Other stories are less exciting. His last and longest story, “Westward the Course of Empire Takes Its Way” is a piece of metafiction that is honestly very hard to follow. This move isn’t a first for DFW. He wore many hats and it’s clear how much research he put into his subject matters. I like that Infinite Jest isn’t wholly accessible, but “Westward the Course of Empire Takes Its Way” does not speak to me. Perhaps it will for you.
DFW had a tendency to write consistently verbose characters no matter their background or education. I really like that style, and I think it makes him completely unique as a writer. He’s not succinct and he doesn’t want to be. He says, “Nunn manufactured an unarchitectural and spontaneous entryway in the bay window of the front of T. Rex’s spread’s Big House” instead of “Nunn broke down the door” (Wallace, 138). That’s his m.o., take it or leave it.

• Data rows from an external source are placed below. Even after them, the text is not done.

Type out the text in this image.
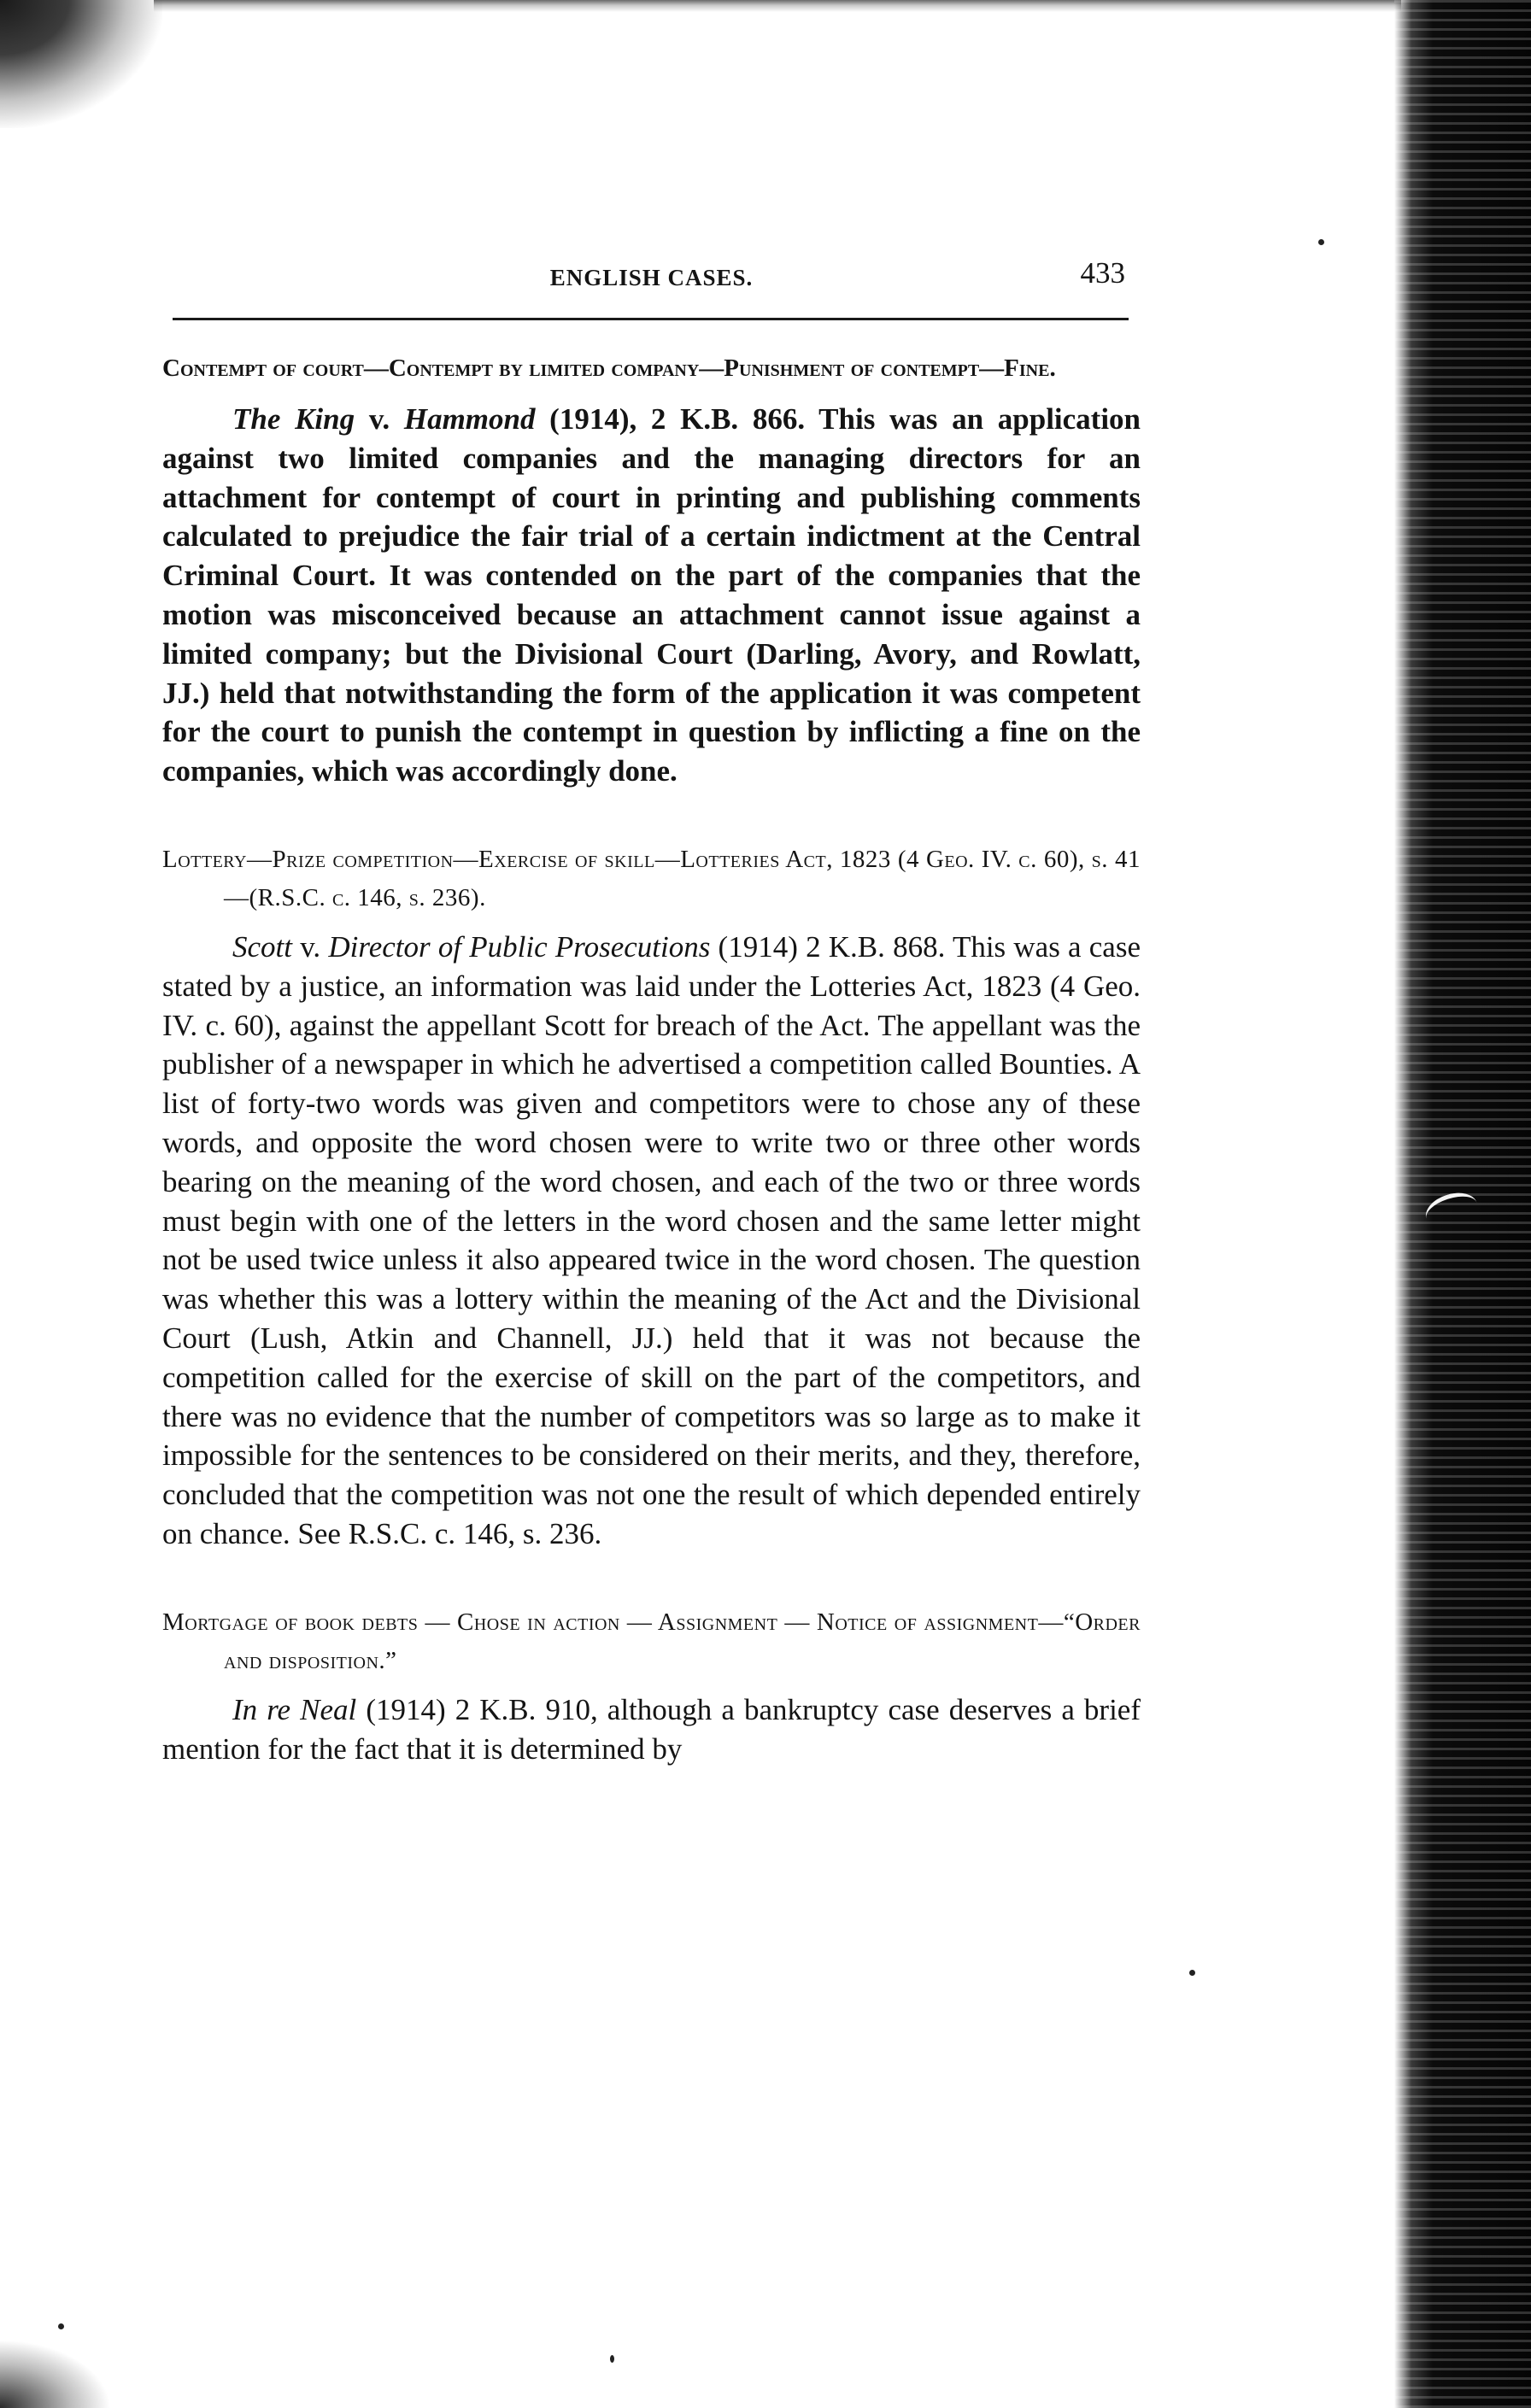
ENGLISH CASES.	433

Contempt of court—Contempt by limited company—Punishment of contempt—Fine.

The King v. Hammond (1914), 2 K.B. 866. This was an application against two limited companies and the managing directors for an attachment for contempt of court in printing and publishing comments calculated to prejudice the fair trial of a certain indictment at the Central Criminal Court. It was contended on the part of the companies that the motion was misconceived because an attachment cannot issue against a limited company; but the Divisional Court (Darling, Avory, and Rowlatt, JJ.) held that notwithstanding the form of the application it was competent for the court to punish the contempt in question by inflicting a fine on the companies, which was accordingly done.

Lottery—Prize competition—Exercise of skill—Lotteries Act, 1823 (4 Geo. IV. c. 60), s. 41—(R.S.C. c. 146, s. 236).

Scott v. Director of Public Prosecutions (1914) 2 K.B. 868. This was a case stated by a justice, an information was laid under the Lotteries Act, 1823 (4 Geo. IV. c. 60), against the appellant Scott for breach of the Act. The appellant was the publisher of a newspaper in which he advertised a competition called Bounties. A list of forty-two words was given and competitors were to chose any of these words, and opposite the word chosen were to write two or three other words bearing on the meaning of the word chosen, and each of the two or three words must begin with one of the letters in the word chosen and the same letter might not be used twice unless it also appeared twice in the word chosen. The question was whether this was a lottery within the meaning of the Act and the Divisional Court (Lush, Atkin and Channell, JJ.) held that it was not because the competition called for the exercise of skill on the part of the competitors, and there was no evidence that the number of competitors was so large as to make it impossible for the sentences to be considered on their merits, and they, therefore, concluded that the competition was not one the result of which depended entirely on chance. See R.S.C. c. 146, s. 236.

Mortgage of book debts — Chose in action — Assignment — Notice of assignment—“Order and disposition.”

In re Neal (1914) 2 K.B. 910, although a bankruptcy case deserves a brief mention for the fact that it is determined by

Not a single story in Girl with Curious Hair “ends” in the conventional sense. He leaves us with ellipses; haunts* me with ellipses in some cases. I selfishly want resolution in my stories and it’s a hard pill to swallow when you’re forced to set down characters you’ve become attached to. Girl with Curious Hair gets 4 out of 5 camel humps.
*Wallace, David Foster. Girl with Curious Hair. New York: Norton & Company, 1989. Print.